Ayungin incident has sparked nationalism in Philippines, say political analysts

An expert said it was a “good thing” the Ayungin incident was widely publicised, as it drew a lot of attention, both domestically and internationally.

Jerome Aning

Jerome Aning

Philippine Daily Inquirer


The China Coast Guard’s use of water cannons against Philippine vessels near Ayungin Shoal on Aug. 5, 2023, gave rise to new proposals on how to push back — both in the diplomatic arena and in the high seas—against the repeated harassment. PHOTO: PHILIPPINE COAST GUARD/PHILIPPINE DAILY INQUIRER

August 14, 2023

MANILA, Philippines — China’s firing of water cannons at Philippine ships on a resupply mission to Ayungin (Second Thomas) Shoal has not only generated local and international interest but also stirred up nationalism among Filipinos, according to two political analysts.

Speaking at a news forum in Quezon City on Saturday, political science professors Renato de Castro of De La Salle University and Froilan Calilung of the University of Santo Tomas also said the Aug. 5 water cannonade incident should spur the government into boosting its defense capabilities while continuing to court the support of the international community.

Calilung said it was a “good thing” the Ayungin incident was widely publicized, as it drew a lot of attention, both domestically and internationally.

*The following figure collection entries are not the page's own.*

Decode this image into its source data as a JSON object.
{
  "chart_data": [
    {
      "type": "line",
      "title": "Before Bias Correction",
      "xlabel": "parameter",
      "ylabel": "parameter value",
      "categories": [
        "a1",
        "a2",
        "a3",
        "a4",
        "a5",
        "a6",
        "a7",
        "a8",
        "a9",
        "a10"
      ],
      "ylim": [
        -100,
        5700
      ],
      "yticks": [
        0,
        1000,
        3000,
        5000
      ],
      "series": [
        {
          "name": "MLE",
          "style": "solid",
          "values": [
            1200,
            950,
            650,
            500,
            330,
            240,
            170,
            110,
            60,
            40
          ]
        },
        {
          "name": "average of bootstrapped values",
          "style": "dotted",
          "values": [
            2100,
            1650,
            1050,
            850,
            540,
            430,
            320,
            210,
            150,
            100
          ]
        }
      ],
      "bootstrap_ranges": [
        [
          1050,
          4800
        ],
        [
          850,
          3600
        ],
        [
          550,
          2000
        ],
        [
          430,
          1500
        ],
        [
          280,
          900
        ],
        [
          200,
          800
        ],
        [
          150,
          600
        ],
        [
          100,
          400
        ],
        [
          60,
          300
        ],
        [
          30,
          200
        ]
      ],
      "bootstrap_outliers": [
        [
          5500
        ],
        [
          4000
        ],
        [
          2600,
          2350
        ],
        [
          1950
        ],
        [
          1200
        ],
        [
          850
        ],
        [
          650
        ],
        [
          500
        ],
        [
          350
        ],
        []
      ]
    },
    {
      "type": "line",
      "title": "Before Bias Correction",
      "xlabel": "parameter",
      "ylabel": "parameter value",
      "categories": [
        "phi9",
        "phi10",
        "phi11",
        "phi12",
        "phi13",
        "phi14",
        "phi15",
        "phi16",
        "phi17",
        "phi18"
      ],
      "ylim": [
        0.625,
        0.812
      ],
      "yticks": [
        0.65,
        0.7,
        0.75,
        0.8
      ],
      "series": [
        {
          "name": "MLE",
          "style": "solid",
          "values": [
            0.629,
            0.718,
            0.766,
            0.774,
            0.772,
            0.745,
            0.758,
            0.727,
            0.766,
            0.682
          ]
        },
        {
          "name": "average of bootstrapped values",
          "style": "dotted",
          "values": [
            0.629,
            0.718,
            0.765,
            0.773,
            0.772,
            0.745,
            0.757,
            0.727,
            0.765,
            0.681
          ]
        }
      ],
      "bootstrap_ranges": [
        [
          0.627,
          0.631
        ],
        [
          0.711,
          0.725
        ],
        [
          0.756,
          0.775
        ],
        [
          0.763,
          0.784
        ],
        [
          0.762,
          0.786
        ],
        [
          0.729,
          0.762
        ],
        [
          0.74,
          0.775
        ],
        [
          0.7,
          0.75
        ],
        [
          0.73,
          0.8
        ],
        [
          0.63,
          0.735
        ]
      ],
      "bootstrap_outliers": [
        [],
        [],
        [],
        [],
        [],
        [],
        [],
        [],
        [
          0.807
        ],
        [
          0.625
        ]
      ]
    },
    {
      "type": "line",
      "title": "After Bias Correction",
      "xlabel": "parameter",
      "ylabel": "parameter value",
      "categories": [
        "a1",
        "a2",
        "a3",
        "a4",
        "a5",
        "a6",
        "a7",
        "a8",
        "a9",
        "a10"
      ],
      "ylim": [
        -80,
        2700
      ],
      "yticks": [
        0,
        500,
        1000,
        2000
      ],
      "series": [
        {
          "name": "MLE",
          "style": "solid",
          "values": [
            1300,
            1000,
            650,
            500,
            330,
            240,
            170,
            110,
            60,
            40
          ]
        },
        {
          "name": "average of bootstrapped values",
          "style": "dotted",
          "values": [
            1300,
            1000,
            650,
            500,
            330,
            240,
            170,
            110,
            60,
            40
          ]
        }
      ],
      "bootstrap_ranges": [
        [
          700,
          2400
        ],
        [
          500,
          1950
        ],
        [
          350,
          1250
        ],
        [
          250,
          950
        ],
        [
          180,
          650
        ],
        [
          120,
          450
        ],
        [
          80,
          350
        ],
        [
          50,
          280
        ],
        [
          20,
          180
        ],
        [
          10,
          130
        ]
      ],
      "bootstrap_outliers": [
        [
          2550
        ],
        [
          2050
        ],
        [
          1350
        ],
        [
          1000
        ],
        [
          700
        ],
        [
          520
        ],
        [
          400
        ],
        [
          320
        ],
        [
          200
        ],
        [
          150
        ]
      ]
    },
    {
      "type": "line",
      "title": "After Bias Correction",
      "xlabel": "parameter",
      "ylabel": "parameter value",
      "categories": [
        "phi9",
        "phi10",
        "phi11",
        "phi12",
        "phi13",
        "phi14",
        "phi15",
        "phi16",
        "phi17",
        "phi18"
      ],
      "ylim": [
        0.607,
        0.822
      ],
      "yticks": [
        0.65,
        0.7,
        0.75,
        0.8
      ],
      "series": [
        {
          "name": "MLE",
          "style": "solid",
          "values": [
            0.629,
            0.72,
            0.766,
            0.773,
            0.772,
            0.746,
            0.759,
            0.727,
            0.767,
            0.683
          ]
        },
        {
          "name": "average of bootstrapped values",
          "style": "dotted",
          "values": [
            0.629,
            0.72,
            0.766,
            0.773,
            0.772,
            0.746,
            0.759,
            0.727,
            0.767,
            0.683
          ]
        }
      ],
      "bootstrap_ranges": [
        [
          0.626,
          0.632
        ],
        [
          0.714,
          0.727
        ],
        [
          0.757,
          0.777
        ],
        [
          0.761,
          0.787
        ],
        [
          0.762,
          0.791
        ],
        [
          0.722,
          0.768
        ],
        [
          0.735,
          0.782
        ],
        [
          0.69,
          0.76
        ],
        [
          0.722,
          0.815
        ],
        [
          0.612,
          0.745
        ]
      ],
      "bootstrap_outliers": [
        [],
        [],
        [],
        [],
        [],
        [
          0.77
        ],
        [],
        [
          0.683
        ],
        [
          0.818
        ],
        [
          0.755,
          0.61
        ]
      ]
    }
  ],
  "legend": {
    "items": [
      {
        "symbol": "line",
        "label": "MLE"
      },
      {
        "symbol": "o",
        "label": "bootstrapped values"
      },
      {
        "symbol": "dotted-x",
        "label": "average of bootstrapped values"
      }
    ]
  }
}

“It heightened the sense of nationalism among us and at the same time it brought [up] the issue [of] the international law again and we had countries rallying behind us. And I hope that this could be a very good or important flash point wherein we could begin more concerted efforts, especially in our dealings with other countries to support us,” he added.

De Castro said the government should be ready for China’s next moves to control the West Philippine Sea and other areas surrounding the islands being claimed by the Philippines.

“We should be prepared for this. What really [matters] there is we have to come [up with a] blueprint on how we can prepare the whole nation — it’s a whole nation approach. We have to build up the Armed Forces of the Philippines, we need to build up the Coast Guard,” he stressed.

“We have to basically convince every Filipino that they have to invest more when it comes to defense because that is really the issue,” De Castro also said, adding that to modernize the AFP and Philippine Coast Guard, the country must first have a stable economy and industries.

‘Maritime challenges’

He said credit must also go to President Marcos who, every time he speaks before the military, has been saying the AFP should likewise focus on geopolitical and external challenges, particularly in defending the country’s maritime jurisdictions.

“We have to tell the Filipino nation that the challenge will be long. It will be primarily maritime in nature and our goal is to ensure that the Philippines develops powerful maritime capabilities,” De Castro said.

“The Philippines is an archipelagic state. The Filipino nation is a maritime nation. The future of our country is, of course, developing our maritime capabilities and of course, harnessing our maritime resources,” he added.

For Calilung, exploring other mechanisms instead of resorting to force would serve the country’s interest in dealing with China.

‘Right now, international law and the international environment dictate that it’s better to pursue prospects for cooperation rather than tread the path going to war,” he said.

Calilung, on the other hand, pointed out that China may just be testing the country’s “resilience.”

“They know that we will be upset or annoyed but it will soon pass until the next incursion or the next provocation comes in,” he said.

Economic reliance

As for calls to boycott Chinese products to protest Beijing’s acts of aggression in the West Philippine Sea, Calilung said: “To be honest, I think it will do more harm than good, but at least there’s the sentiment that we’re showing here; it’s the nationalistic sentiment at the very least.”

He agreed with De Castro that the country should also enhance its capabilities and ease its economic reliance on China, adding: “We’ve been talking about military modernization and I think it’s not just about that. What’s difficult here is we are fighting, what we want is direct confrontation, but we also depend on them [economically] at the same time.”

Chinese Foreign Minister Wang Yi, meanwhile, urged Manila to work with Beijing to find an effective way to defuse tensions in the South China Sea, the official Xinhua news agency reported on Saturday.

Wang’s remarks were made during his visit to Singapore and Malaysia on Thursday and Friday, according to Xinhua.

He was reported as saying that Beijing has reiterated its willingness to resolve differences and has expressed hope that Manila would abide by a consensus as in the past.